[CUDA] Implement urKernelSuggestMaxCooperativeGroupCountExp for Cuda
This commit implements the experimental urKernelSuggestMaxCooperativeGroupCountExp, for the Cuda adapter, to retrieve the maximum number of cooperative groups that can be launched on the device.
Additionally, the changes also cache the result of the CU_DEVICE_ATTRIBUTE_MULTIPROCESSOR_COUNT Cuda driver query which is used to calculate the device wide maximum cooperative groups, because the Cuda occupancy query used has per SM (Multiprocessor) semantics.
Testing and related changes enabling querying this from SYCL: https://github.com/intel/llvm/pull/14333
2024-06-27T14:32:19.4840797Z Failed Tests (1):
2024-06-27T14:32:19.4849324Z SYCL :: GroupAlgorithm/root_group.cpp
2024-06-27T14:32:19.4840797Z Failed Tests (1): 2024-06-27T14:32:19.4849324Z SYCL :: GroupAlgorithm/root_group.cpp
@pbalcer Yeah aware, thanks!

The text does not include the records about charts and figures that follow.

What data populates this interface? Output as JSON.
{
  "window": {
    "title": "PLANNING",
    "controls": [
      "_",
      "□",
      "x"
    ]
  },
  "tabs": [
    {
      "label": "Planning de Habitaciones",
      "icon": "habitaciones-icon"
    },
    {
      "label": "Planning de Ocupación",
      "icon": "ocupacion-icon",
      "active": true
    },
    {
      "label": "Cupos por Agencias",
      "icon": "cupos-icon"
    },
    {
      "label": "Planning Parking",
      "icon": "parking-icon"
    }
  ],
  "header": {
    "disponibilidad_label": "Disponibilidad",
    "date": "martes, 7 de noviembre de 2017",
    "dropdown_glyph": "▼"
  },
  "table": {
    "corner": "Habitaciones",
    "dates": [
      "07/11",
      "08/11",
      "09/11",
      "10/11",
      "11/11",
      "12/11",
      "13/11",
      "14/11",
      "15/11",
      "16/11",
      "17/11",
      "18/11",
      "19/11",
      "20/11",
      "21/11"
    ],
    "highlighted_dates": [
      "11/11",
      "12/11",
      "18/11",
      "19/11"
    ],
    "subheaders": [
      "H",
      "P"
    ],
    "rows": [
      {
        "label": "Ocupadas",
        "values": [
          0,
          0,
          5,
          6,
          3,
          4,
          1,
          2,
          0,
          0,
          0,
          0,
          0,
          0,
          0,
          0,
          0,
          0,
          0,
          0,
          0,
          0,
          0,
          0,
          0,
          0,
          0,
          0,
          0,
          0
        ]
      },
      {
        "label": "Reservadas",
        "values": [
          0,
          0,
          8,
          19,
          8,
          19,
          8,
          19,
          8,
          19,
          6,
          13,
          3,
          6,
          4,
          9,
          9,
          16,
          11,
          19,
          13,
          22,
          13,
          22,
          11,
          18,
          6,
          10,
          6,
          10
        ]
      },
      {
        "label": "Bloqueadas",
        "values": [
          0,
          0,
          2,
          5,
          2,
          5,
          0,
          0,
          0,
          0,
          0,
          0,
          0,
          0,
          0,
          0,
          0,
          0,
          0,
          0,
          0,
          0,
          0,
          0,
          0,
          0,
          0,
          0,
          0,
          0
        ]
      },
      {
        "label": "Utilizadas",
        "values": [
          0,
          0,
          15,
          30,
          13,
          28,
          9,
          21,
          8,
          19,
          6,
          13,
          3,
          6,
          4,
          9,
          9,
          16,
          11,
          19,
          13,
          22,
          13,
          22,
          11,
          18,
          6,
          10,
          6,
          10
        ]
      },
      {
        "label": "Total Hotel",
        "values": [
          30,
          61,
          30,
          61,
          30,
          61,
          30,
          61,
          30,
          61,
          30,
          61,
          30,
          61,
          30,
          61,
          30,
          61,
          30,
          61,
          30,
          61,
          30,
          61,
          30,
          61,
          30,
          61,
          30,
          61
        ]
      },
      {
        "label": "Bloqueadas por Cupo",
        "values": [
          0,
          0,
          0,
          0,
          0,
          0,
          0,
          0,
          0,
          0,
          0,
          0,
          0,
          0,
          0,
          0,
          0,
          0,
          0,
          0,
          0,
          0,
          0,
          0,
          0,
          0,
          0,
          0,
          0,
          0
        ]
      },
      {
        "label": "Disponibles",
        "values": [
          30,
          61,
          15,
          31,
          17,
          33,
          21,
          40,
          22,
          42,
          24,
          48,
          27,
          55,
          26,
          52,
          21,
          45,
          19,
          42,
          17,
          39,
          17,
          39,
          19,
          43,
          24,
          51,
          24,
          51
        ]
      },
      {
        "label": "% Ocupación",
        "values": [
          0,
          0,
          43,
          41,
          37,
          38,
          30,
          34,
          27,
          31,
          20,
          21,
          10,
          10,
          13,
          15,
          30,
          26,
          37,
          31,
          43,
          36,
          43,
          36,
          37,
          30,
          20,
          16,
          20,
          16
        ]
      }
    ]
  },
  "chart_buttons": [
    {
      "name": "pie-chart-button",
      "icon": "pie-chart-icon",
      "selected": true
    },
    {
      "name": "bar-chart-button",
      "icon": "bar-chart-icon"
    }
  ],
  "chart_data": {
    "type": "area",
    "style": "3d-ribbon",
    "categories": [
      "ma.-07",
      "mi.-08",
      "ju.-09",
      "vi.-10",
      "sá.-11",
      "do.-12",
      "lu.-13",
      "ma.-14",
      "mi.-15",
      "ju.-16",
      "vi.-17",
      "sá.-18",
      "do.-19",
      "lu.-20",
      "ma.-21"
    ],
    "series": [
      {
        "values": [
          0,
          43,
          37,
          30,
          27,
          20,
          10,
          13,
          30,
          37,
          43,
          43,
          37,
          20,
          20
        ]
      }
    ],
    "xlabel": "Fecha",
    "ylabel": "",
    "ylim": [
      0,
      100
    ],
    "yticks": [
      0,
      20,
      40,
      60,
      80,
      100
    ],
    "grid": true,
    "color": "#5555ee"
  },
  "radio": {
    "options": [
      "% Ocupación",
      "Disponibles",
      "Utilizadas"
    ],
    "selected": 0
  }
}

The root group barrier is currently not supported correctly for cooperative-group kernels in the CUDA backend, so the intel/llvm corresponding PR will be XFAIL-ing it until it is implemented.
It previously passed because the query was returning a single group and it was calling a work-group level barrier rather than device-wide (cross-work-group).
After last rebase, there's a:
SYCL :: Regression/device_num.cpp
e2e failure that seems unrelated.